Well, if you’ve finished reading all of this (or at least skimmed through..jerk) props to you! So if you’re one of the five people who actually read the ‘ol blog, hit me up if you find my cat obsession and croc addiction attractive. I’ll be waiting. Like always. 24/7365. Fax me, call me, text me, mores code me, smoke signal me, telegram me, vine me, instagram me or you know, whatever works. It’s cool. I’ll be waiting.
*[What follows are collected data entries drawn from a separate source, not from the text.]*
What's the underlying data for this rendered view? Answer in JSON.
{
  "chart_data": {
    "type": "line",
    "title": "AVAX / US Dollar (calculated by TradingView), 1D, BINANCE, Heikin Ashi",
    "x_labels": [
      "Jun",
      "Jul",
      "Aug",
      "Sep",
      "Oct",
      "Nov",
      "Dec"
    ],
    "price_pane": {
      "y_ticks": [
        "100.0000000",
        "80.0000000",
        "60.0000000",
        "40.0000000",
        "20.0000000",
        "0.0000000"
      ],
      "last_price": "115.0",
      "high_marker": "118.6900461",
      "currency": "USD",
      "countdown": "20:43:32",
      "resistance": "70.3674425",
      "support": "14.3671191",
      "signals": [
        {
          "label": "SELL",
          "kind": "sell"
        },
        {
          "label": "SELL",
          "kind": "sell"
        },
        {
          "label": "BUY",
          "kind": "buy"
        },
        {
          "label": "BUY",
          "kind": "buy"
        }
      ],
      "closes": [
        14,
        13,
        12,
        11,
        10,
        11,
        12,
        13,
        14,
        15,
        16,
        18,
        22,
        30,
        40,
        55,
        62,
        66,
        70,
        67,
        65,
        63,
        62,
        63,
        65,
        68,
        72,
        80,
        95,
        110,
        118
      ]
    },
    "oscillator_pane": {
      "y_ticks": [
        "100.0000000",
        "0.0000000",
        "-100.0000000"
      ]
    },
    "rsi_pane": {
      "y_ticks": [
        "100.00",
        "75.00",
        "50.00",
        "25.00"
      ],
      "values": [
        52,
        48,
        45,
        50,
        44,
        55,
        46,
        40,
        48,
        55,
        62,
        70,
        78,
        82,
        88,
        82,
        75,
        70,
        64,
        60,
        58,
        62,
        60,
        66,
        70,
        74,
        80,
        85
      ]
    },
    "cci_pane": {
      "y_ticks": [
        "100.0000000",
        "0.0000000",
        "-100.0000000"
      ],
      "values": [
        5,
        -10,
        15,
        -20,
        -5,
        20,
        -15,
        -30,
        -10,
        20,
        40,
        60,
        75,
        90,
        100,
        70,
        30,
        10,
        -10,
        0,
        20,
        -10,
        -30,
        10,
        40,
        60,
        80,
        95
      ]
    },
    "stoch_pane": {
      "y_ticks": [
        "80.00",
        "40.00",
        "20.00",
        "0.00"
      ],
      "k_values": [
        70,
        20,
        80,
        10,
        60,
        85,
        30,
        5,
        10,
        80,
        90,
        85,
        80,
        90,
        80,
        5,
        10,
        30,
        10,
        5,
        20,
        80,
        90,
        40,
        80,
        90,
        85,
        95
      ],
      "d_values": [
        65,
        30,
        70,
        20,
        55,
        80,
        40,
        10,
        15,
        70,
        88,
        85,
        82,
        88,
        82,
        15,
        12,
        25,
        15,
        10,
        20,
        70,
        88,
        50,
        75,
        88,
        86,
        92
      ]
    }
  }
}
“We accept the love we think we deserve”

That quote holds a lot of meaning and it really does speak volume about each persons self-worth (or the worth they think they hold). Do what makes you happy, love what feels right and never settle for clearance (Unless what you love is having sex with dead bodies. Then stop loving that).

In the general fashion of this blog, I’ll leave you with a home-made quote to help you with your woes.

“If the person you love doesn’t capitalize your name whilst texting, it’s not meant to be”


2 Responses to “If You Can’t Handle My Crocs, You Don’t Deserve Me At My Hump-Me Pumps”

  1. Mollie HuntMollie Hunt August 18, 2013 at 1:35 pm #

    This is not spam: I am a fellow cat lover. I love your writing and came upon this opportunity to publish that you might like:

    New Teen Imprint Looking for a Great Story to Lead the Way
    Please review the guidelines carefully.
    We’re after quality stories with heart, guts, and a clear voice. We’re especially interested in the quirky and the hopeful and the real. We are not particularly interested in genre fiction and prefer stand-alone novels, unless you’ve got the next Hunger Games. We seek writers who believe in the transformative power of a great story, so show us what you’ve got.
    Prize: Winner will receive a $1,000 lump-sum prize as part of their book deal with our new imprint Elephant Rock Books YA.”

    If you become famous, can I have your autograph?


    • bandgeekbella August 18, 2013 at 2:24 pm #

      Mollie, I am so humbled to have a fellow cat lover who enjoys my writing! Thank you! I will most certainly check out that link.. Looks promising! Thank you for always providing encouraging words! Meow!
      Bella Schaefer
      Ps. If that were to ever happen, I will owe it to you.